Solomon Islands MPs support for ties with Taiwan a good sign: MOFA
Taipei, Aug. 21 (CNA) Taiwan on Wednesday thanked a group of Solomon Islands parliamentarians for their stance on maintaining bilateral diplomatic relations, amid a months-long public debate on whether the Pacific ally should ditch its ties with Taipei in favor of Beijing.
On behalf of Taiwan, Ministry of Foreign Affairs (MOFA) spokeswoman Joanne Ou (歐江安) expressed gratitude to the 15 Solomon Islands parliamentarians, including former Prime Minister Rick Hou, for their joint statement on the issue.
"The joint statement is testament that relations between Taiwan and the Solomon Islands are moving in a positive direction," Ou said.
She said the Taiwan government will continue to work closely with the Solomon Islands to deepen the already cordial bilateral ties.
After a general election in April, the new leadership of the Pacific island country had said it would reevaluate its relations with Taiwan during its first 100 days in office, which gave rise to speculation that the Solomon Islands was considering severing diplomatic ties with Taiwan soon.
In a statement posted on social media earlier Wednesday, however, the 15 Solomon Islands MPs voiced strong support for maintaining diplomatic relations with the Republic of China (Taiwan).
The parliamentarians said Taiwan has been a trustworthy partner in the Solomon Islands' development since 1983, when the two countries established diplomatic ties.
The ongoing review by the Solomon Islands' government extends to all of its diplomatic allies - not just Taiwan - and should not be seen as signaling a switch in diplomatic recognition, the parliamentarians said.
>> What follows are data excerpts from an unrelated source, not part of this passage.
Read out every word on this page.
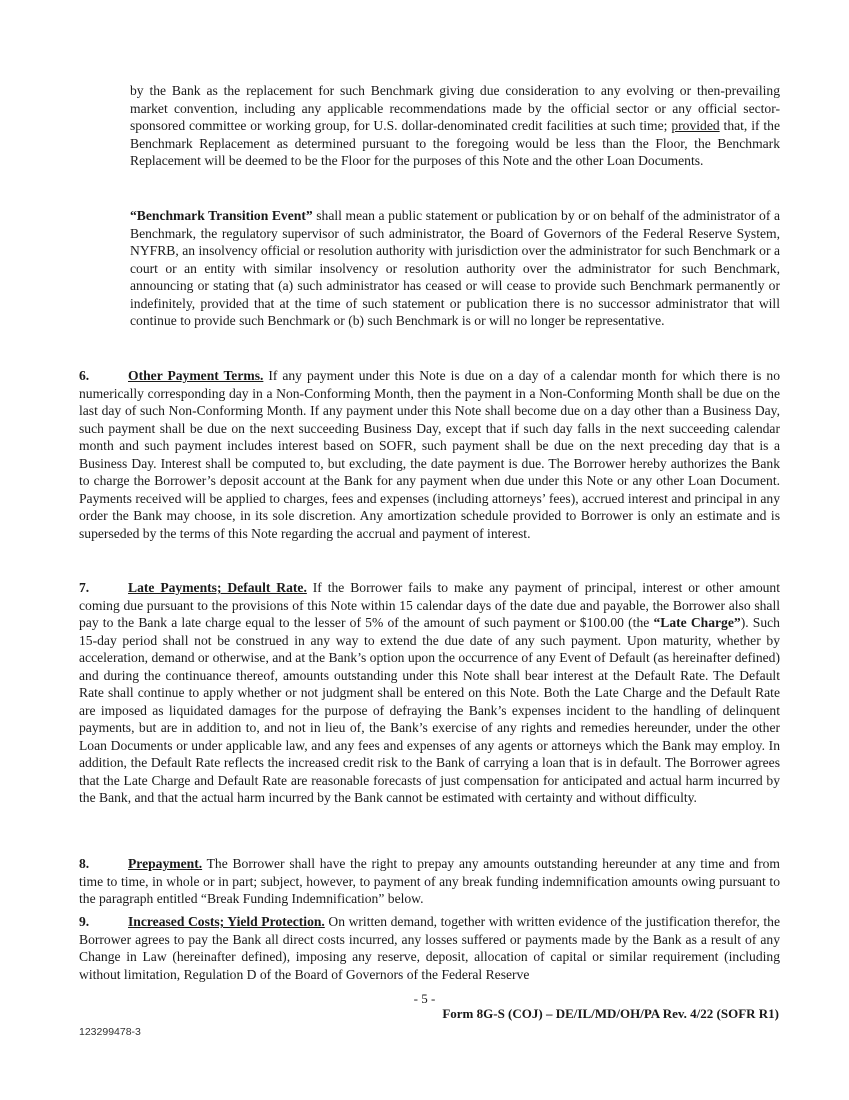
by the Bank as the replacement for such Benchmark giving due consideration to any evolving or then-prevailing market convention, including any applicable recommendations made by the official sector or any official sector-sponsored committee or working group, for U.S. dollar-denominated credit facilities at such time; provided that, if the Benchmark Replacement as determined pursuant to the foregoing would be less than the Floor, the Benchmark Replacement will be deemed to be the Floor for the purposes of this Note and the other Loan Documents.

“Benchmark Transition Event” shall mean a public statement or publication by or on behalf of the administrator of a Benchmark, the regulatory supervisor of such administrator, the Board of Governors of the Federal Reserve System, NYFRB, an insolvency official or resolution authority with jurisdiction over the administrator for such Benchmark or a court or an entity with similar insolvency or resolution authority over the administrator for such Benchmark, announcing or stating that (a) such administrator has ceased or will cease to provide such Benchmark permanently or indefinitely, provided that at the time of such statement or publication there is no successor administrator that will continue to provide such Benchmark or (b) such Benchmark is or will no longer be representative.

6.	Other Payment Terms. If any payment under this Note is due on a day of a calendar month for which there is no numerically corresponding day in a Non-Conforming Month, then the payment in a Non-Conforming Month shall be due on the last day of such Non-Conforming Month. If any payment under this Note shall become due on a day other than a Business Day, such payment shall be due on the next succeeding Business Day, except that if such day falls in the next succeeding calendar month and such payment includes interest based on SOFR, such payment shall be due on the next preceding day that is a Business Day. Interest shall be computed to, but excluding, the date payment is due. The Borrower hereby authorizes the Bank to charge the Borrower’s deposit account at the Bank for any payment when due under this Note or any other Loan Document. Payments received will be applied to charges, fees and expenses (including attorneys’ fees), accrued interest and principal in any order the Bank may choose, in its sole discretion. Any amortization schedule provided to Borrower is only an estimate and is superseded by the terms of this Note regarding the accrual and payment of interest.

7.	Late Payments; Default Rate. If the Borrower fails to make any payment of principal, interest or other amount coming due pursuant to the provisions of this Note within 15 calendar days of the date due and payable, the Borrower also shall pay to the Bank a late charge equal to the lesser of 5% of the amount of such payment or $100.00 (the “Late Charge”). Such 15-day period shall not be construed in any way to extend the due date of any such payment. Upon maturity, whether by acceleration, demand or otherwise, and at the Bank’s option upon the occurrence of any Event of Default (as hereinafter defined) and during the continuance thereof, amounts outstanding under this Note shall bear interest at the Default Rate. The Default Rate shall continue to apply whether or not judgment shall be entered on this Note. Both the Late Charge and the Default Rate are imposed as liquidated damages for the purpose of defraying the Bank’s expenses incident to the handling of delinquent payments, but are in addition to, and not in lieu of, the Bank’s exercise of any rights and remedies hereunder, under the other Loan Documents or under applicable law, and any fees and expenses of any agents or attorneys which the Bank may employ. In addition, the Default Rate reflects the increased credit risk to the Bank of carrying a loan that is in default. The Borrower agrees that the Late Charge and Default Rate are reasonable forecasts of just compensation for anticipated and actual harm incurred by the Bank, and that the actual harm incurred by the Bank cannot be estimated with certainty and without difficulty.

8.	Prepayment. The Borrower shall have the right to prepay any amounts outstanding hereunder at any time and from time to time, in whole or in part; subject, however, to payment of any break funding indemnification amounts owing pursuant to the paragraph entitled “Break Funding Indemnification” below.

9.	Increased Costs; Yield Protection. On written demand, together with written evidence of the justification therefor, the Borrower agrees to pay the Bank all direct costs incurred, any losses suffered or payments made by the Bank as a result of any Change in Law (hereinafter defined), imposing any reserve, deposit, allocation of capital or similar requirement (including without limitation, Regulation D of the Board of Governors of the Federal Reserve

- 5 -
Form 8G-S (COJ) – DE/IL/MD/OH/PA Rev. 4/22 (SOFR R1)
123299478-3
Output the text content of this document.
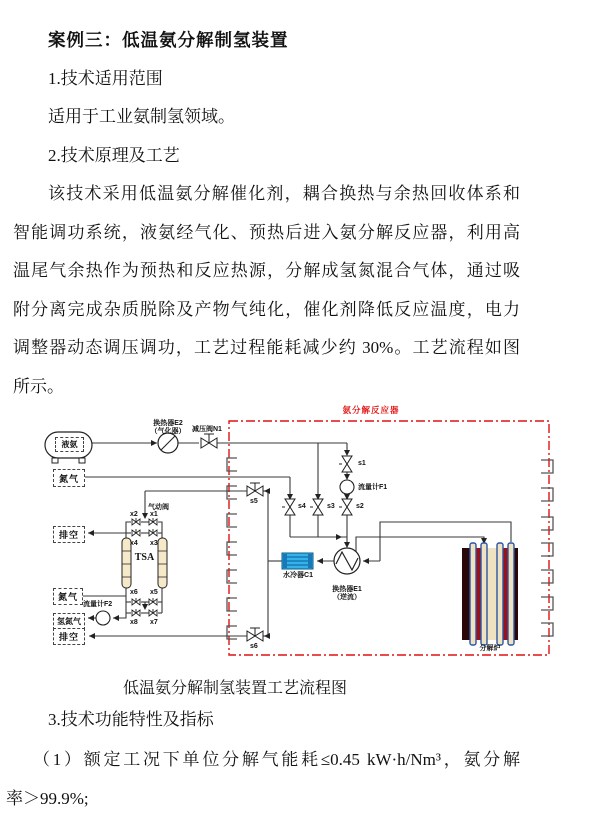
案例三：低温氨分解制氢装置
1.技术适用范围
适用于工业氨制氢领域。
2.技术原理及工艺
该技术采用低温氨分解催化剂，耦合换热与余热回收体系和
智能调功系统，液氨经气化、预热后进入氨分解反应器，利用高
温尾气余热作为预热和反应热源，分解成氢氮混合气体，通过吸
附分离完成杂质脱除及产物气纯化，催化剂降低反应温度，电力
调整器动态调压调功，工艺过程能耗减少约 30%。工艺流程如图
所示。
氨分解反应器
液氨
换热器E2
（气化器） 减压阀N1
氮气
排空
氮气
氢氮气
排空
s1
流量计F1
s2
s3
s4
s5
s6
气动阀
x2 x1
x4 x3
x6 x5
x8 x7
TSA
流量计F2
水冷器C1
换热器E1
（逆流）
分解炉
低温氨分解制氢装置工艺流程图
3.技术功能特性及指标
（1）额定工况下单位分解气能耗≤0.45 kW·h/Nm³，氨分解
率＞99.9%;
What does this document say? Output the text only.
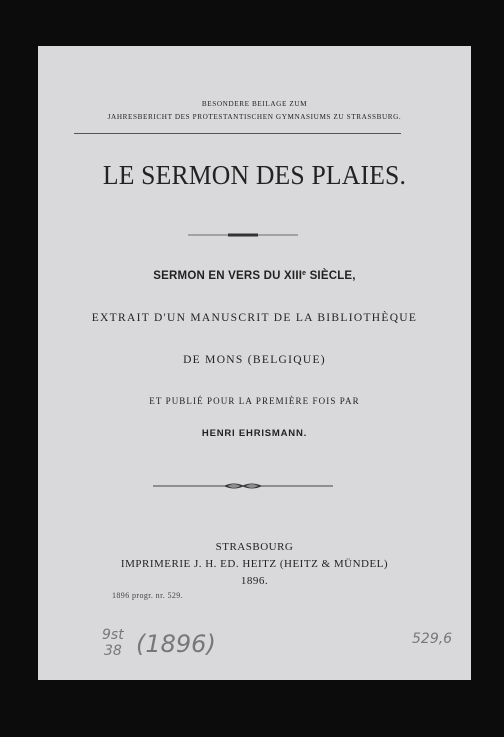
BESONDERE BEILAGE ZUM
JAHRESBERICHT DES PROTESTANTISCHEN GYMNASIUMS ZU STRASSBURG.
LE SERMON DES PLAIES.
SERMON EN VERS DU XIIIe SIÈCLE,
EXTRAIT D'UN MANUSCRIT DE LA BIBLIOTHÈQUE
DE MONS (BELGIQUE)
ET PUBLIÉ POUR LA PREMIÈRE FOIS PAR
HENRI EHRISMANN.
STRASBOURG
IMPRIMERIE J. H. ED. HEITZ (HEITZ & MÜNDEL)
1896.
1896 progr. nr. 529.
9st
38 (1896)	529,6
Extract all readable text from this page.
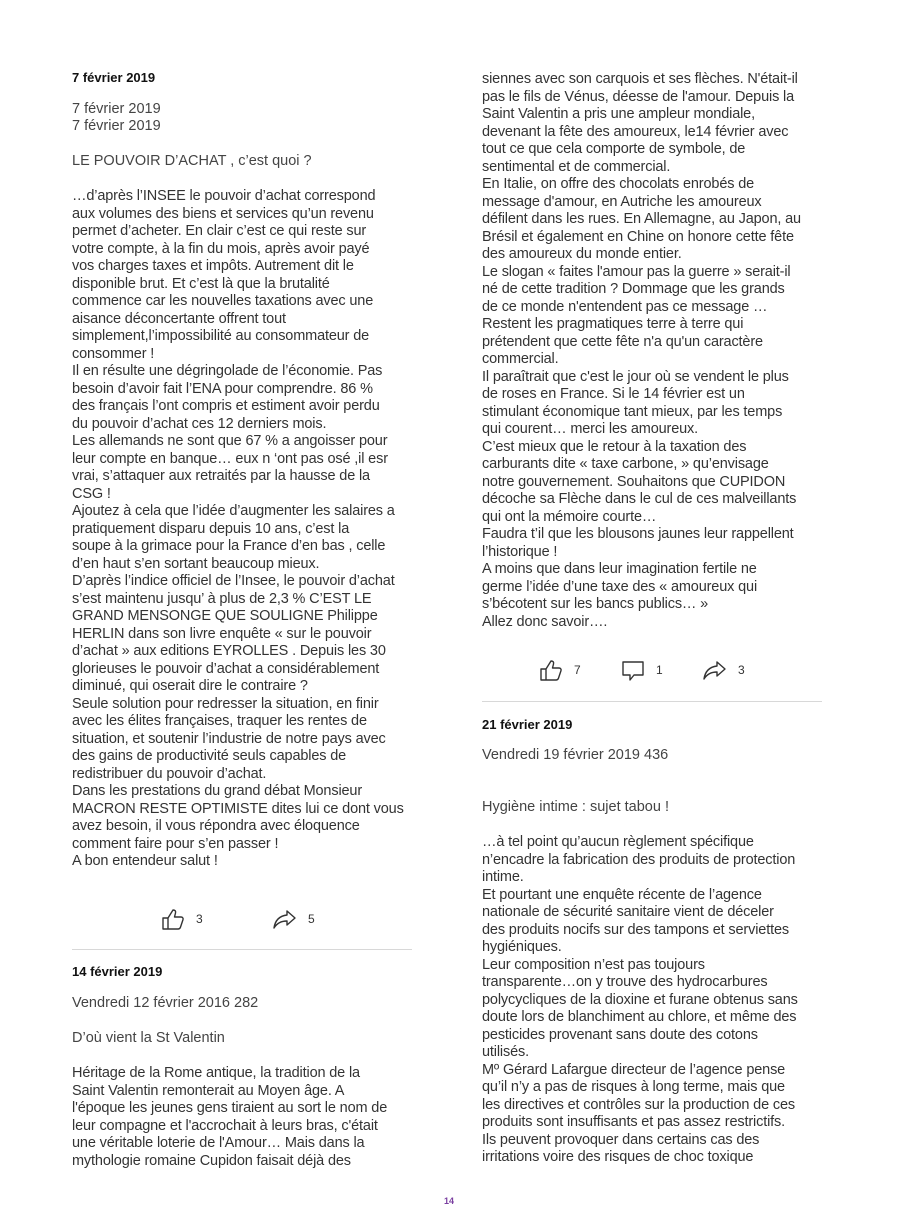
7 février 2019
7 février 2019
7 février 2019
LE POUVOIR D’ACHAT , c’est quoi ?
…d’après l’INSEE le pouvoir d’achat correspond
aux volumes des biens et services qu’un revenu
permet d’acheter. En clair c’est ce qui reste sur
votre compte, à la fin du mois, après avoir payé
vos charges taxes et impôts. Autrement dit le
disponible brut. Et c’est là que la brutalité
commence car les nouvelles taxations avec une
aisance déconcertante offrent tout
simplement,l’impossibilité au consommateur de
consommer !
Il en résulte une dégringolade de l’économie. Pas
besoin d’avoir fait l’ENA pour comprendre. 86 %
des français l’ont compris et estiment avoir perdu
du pouvoir d’achat ces 12 derniers mois.
Les allemands ne sont que 67 % a angoisser pour
leur compte en banque… eux n ‘ont pas osé ,il esr
vrai, s’attaquer aux retraités par la hausse de la
CSG !
Ajoutez à cela que l’idée d’augmenter les salaires a
pratiquement disparu depuis 10 ans, c’est la
soupe à la grimace pour la France d’en bas , celle
d’en haut s’en sortant beaucoup mieux.
D’après l’indice officiel de l’Insee, le pouvoir d’achat
s’est maintenu jusqu’ à plus de 2,3 % C’EST LE
GRAND MENSONGE QUE SOULIGNE Philippe
HERLIN dans son livre enquête « sur le pouvoir
d’achat » aux editions EYROLLES . Depuis les 30
glorieuses le pouvoir d’achat a considérablement
diminué, qui oserait dire le contraire ?
Seule solution pour redresser la situation, en finir
avec les élites françaises, traquer les rentes de
situation, et soutenir l’industrie de notre pays avec
des gains de productivité seuls capables de
redistribuer du pouvoir d’achat.
Dans les prestations du grand débat Monsieur
MACRON RESTE OPTIMISTE dites lui ce dont vous
avez besoin, il vous répondra avec éloquence
comment faire pour s’en passer !
A bon entendeur salut !
3	5
14 février 2019
Vendredi 12 février 2016 282
D’où vient la St Valentin
Héritage de la Rome antique, la tradition de la
Saint Valentin remonterait au Moyen âge. A
l'époque les jeunes gens tiraient au sort le nom de
leur compagne et l'accrochait à leurs bras, c'était
une véritable loterie de l'Amour… Mais dans la
mythologie romaine Cupidon faisait déjà des
siennes avec son carquois et ses flèches. N'était-il
pas le fils de Vénus, déesse de l'amour. Depuis la
Saint Valentin a pris une ampleur mondiale,
devenant la fête des amoureux, le14 février avec
tout ce que cela comporte de symbole, de
sentimental et de commercial.
En Italie, on offre des chocolats enrobés de
message d'amour, en Autriche les amoureux
défilent dans les rues. En Allemagne, au Japon, au
Brésil et également en Chine on honore cette fête
des amoureux du monde entier.
Le slogan « faites l'amour pas la guerre » serait-il
né de cette tradition ? Dommage que les grands
de ce monde n'entendent pas ce message …
Restent les pragmatiques terre à terre qui
prétendent que cette fête n'a qu'un caractère
commercial.
Il paraîtrait que c'est le jour où se vendent le plus
de roses en France. Si le 14 février est un
stimulant économique tant mieux, par les temps
qui courent… merci les amoureux.
C’est mieux que le retour à la taxation des
carburants dite « taxe carbone, » qu’envisage
notre gouvernement. Souhaitons que CUPIDON
décoche sa Flèche dans le cul de ces malveillants
qui ont la mémoire courte…
Faudra t’il que les blousons jaunes leur rappellent
l’historique !
A moins que dans leur imagination fertile ne
germe l’idée d’une taxe des « amoureux qui
s’bécotent sur les bancs publics… »
Allez donc savoir….
7	1	3
21 février 2019
Vendredi 19 février 2019 436
Hygiène intime : sujet tabou !
…à tel point qu’aucun règlement spécifique
n’encadre la fabrication des produits de protection
intime.
Et pourtant une enquête récente de l’agence
nationale de sécurité sanitaire vient de déceler
des produits nocifs sur des tampons et serviettes
hygiéniques.
Leur composition n’est pas toujours
transparente…on y trouve des hydrocarbures
polycycliques de la dioxine et furane obtenus sans
doute lors de blanchiment au chlore, et même des
pesticides provenant sans doute des cotons
utilisés.
Mº Gérard Lafargue directeur de l’agence pense
qu’il n’y a pas de risques à long terme, mais que
les directives et contrôles sur la production de ces
produits sont insuffisants et pas assez restrictifs.
Ils peuvent provoquer dans certains cas des
irritations voire des risques de choc toxique
14
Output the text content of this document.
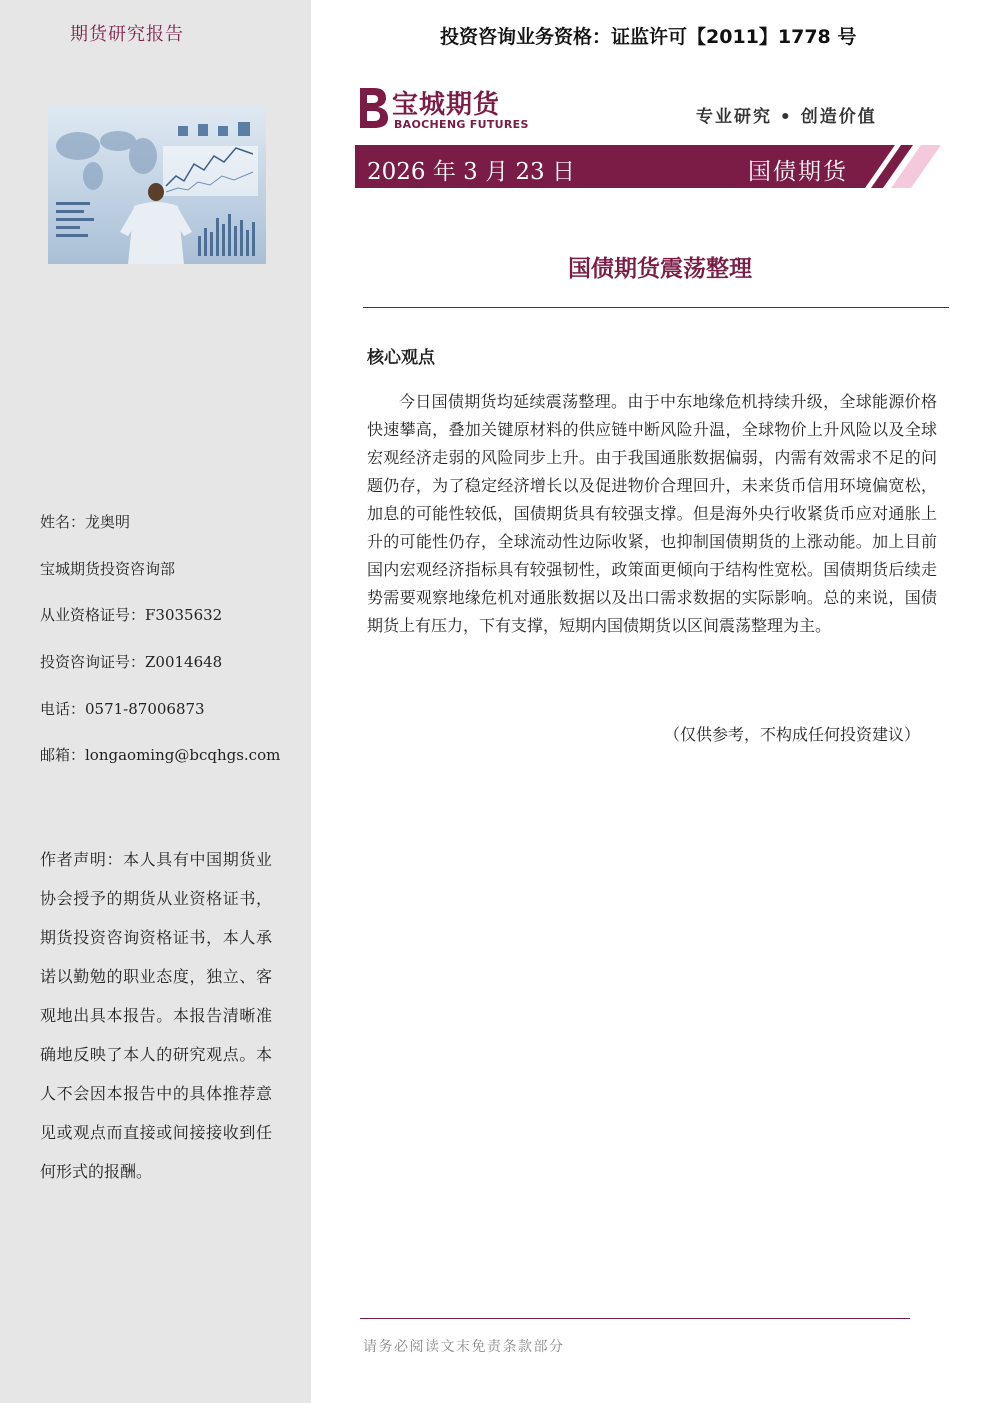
期货研究报告
姓名：龙奥明
宝城期货投资咨询部
从业资格证号：F3035632
投资咨询证号：Z0014648
电话：0571-87006873
邮箱：longaoming@bcqhgs.com
作者声明：本人具有中国期货业协会授予的期货从业资格证书，期货投资咨询资格证书，本人承诺以勤勉的职业态度，独立、客观地出具本报告。本报告清晰准确地反映了本人的研究观点。本人不会因本报告中的具体推荐意见或观点而直接或间接接收到任何形式的报酬。
投资咨询业务资格：证监许可【2011】1778 号
宝城期货
BAOCHENG FUTURES	专业研究 • 创造价值
2026 年 3 月 23 日	国债期货
国债期货震荡整理
核心观点
今日国债期货均延续震荡整理。由于中东地缘危机持续升级，全球能源价格快速攀高，叠加关键原材料的供应链中断风险升温，全球物价上升风险以及全球宏观经济走弱的风险同步上升。由于我国通胀数据偏弱，内需有效需求不足的问题仍存，为了稳定经济增长以及促进物价合理回升，未来货币信用环境偏宽松，加息的可能性较低，国债期货具有较强支撑。但是海外央行收紧货币应对通胀上升的可能性仍存，全球流动性边际收紧，也抑制国债期货的上涨动能。加上目前国内宏观经济指标具有较强韧性，政策面更倾向于结构性宽松。国债期货后续走势需要观察地缘危机对通胀数据以及出口需求数据的实际影响。总的来说，国债期货上有压力，下有支撑，短期内国债期货以区间震荡整理为主。
（仅供参考，不构成任何投资建议）
请务必阅读文末免责条款部分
Some people have been pushing the new government to switch diplomatic recognition to Beijing, lured by "the glitter of China's economic power," but they are in the minority and have motives other than the national interests of the Solomon Islands, the parliamentarians said.
The majority of Solomon Islands' citizens throughout would reject any such proposal, according to the parliamentarians.
A diplomatic source told CNA that 13 of the 15 parliamentarians who signed the statement are members of the Solomon Islands' Cabinet, which indicates a strong consensus in the current government on maintaining ties with Taiwan.